Helen, who now lives in London, was diagnosed with anxiety and depression. But two years ago she read an article written by a journalist friend with ADHD – and realised it mirrored her own experiences.
“I thought ‘that’s me’,” she said. “I had a real emotional reaction. It stayed with me and I read the article again. I realised these were all the same feelings I had and they might not actually be my fault.”
Helen eventually plucked up enough courage to speak to her GP.

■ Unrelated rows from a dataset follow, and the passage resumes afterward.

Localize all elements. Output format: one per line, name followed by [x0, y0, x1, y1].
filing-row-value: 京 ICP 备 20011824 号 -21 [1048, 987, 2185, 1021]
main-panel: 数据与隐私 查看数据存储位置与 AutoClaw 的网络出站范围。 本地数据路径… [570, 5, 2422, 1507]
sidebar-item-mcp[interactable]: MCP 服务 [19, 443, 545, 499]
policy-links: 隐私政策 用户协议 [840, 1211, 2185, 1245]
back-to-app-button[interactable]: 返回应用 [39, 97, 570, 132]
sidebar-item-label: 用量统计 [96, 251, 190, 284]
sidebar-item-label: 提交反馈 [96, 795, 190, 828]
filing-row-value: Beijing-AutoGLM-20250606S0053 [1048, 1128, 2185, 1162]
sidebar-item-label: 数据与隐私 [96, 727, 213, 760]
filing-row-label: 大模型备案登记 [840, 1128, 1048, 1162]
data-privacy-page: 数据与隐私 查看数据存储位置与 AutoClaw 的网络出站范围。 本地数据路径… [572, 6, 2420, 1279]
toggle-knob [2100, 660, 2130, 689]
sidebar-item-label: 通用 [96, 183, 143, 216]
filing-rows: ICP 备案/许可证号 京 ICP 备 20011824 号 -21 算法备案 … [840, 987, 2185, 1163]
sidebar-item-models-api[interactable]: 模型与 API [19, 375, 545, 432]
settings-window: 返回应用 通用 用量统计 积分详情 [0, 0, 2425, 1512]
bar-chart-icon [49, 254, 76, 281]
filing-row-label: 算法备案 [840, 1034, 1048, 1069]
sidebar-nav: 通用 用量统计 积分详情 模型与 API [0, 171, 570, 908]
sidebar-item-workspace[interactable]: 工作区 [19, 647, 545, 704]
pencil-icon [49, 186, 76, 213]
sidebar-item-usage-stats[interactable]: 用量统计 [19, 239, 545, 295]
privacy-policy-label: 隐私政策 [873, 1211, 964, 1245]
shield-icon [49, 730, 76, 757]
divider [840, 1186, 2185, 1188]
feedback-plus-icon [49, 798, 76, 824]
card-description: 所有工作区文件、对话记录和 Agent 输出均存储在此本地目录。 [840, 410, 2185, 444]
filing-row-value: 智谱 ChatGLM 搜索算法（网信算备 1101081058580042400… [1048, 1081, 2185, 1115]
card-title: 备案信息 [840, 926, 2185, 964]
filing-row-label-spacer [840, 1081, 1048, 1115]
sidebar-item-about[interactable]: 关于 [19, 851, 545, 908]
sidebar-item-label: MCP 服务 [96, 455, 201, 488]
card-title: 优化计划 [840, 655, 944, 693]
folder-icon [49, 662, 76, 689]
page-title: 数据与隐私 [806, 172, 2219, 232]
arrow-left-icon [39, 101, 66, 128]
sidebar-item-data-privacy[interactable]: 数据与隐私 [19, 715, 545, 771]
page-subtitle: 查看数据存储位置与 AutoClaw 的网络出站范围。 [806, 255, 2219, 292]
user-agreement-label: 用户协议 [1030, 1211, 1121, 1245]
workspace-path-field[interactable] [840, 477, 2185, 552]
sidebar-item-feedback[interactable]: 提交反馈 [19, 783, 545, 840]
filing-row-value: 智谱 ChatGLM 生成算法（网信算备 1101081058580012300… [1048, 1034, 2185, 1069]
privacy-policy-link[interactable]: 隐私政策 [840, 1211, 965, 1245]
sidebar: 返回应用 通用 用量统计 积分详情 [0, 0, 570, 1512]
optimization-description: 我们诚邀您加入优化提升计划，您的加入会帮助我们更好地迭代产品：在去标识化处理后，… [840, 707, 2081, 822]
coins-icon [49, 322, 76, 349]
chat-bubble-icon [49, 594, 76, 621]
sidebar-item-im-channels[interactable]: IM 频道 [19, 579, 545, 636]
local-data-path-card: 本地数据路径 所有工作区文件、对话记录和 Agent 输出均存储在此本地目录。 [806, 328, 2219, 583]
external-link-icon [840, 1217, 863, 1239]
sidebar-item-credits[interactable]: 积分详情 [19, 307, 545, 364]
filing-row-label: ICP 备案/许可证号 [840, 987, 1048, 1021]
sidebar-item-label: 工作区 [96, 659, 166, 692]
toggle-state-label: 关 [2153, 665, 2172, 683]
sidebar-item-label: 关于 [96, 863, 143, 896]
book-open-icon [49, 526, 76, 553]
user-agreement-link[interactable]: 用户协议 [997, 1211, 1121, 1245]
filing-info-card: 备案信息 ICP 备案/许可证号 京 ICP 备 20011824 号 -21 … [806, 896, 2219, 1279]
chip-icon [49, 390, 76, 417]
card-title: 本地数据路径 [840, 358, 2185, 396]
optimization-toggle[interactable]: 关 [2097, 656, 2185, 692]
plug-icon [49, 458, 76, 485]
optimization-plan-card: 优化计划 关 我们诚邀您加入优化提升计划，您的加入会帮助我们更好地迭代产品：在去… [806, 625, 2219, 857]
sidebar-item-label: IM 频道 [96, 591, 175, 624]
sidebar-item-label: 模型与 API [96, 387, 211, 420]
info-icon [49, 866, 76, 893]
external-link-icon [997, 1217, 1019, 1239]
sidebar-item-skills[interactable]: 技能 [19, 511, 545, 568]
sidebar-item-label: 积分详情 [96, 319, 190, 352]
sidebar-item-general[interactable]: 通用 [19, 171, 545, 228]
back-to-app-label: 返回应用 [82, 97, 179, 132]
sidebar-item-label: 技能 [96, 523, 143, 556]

“I worried the doctor would laugh at me, or say it was all in my head, that I was just lazy and needed to get a grip,” she said.
“It took a real moment of bravery to make the appointment – but I think realising there was help pushed me along.
“Thankfully I got a referral straight away, which apparently is very rare.
“When I spoke to the doctor, I learned more about myself in that 90-minute call than I would have ever learned on my own. It was such a relief. I had struggled with it so long so to have someone tell me I was just a normal person with typical symptoms of ADHD was like a weight being lifted off my shoulders.”
She added: “I think my ADHD wasn’t spotted in my younger years because I didn’t have that hyperactiveness that people typically think shows you have the condition.
“I went so many years without anyone noticing and not understanding my own actions and reactions but I suppose to outsiders, I just look like I am leading a normal life.
“I got a degree – albeit after writing my dissertation in 24 hours – I live in London where I always wanted to live, I am working my dream job.
“I guess when you see that I am coping it is difficult for people to understand.But I feel better now. I’m on medication which helps me find the motivation to do the things I don’t want to do. Life is so much easier.
“The first day I took it, I realised that it’s possible to concentrate on one thing at a time. My brain has never really worked like that. All my life it’s been like tuning in a radio. I’ve had a little bit of each station.
“But on medication, it’s like someone has shifted the dial and there is just one clear channel.
“Now I also know it’s OK to give myself a break if it all gets too much. I give myself permission to do that.
“The misconception with ADHD is that you can’t pay attention but the reality is, you can, you just don’t get to choose where the information goes!”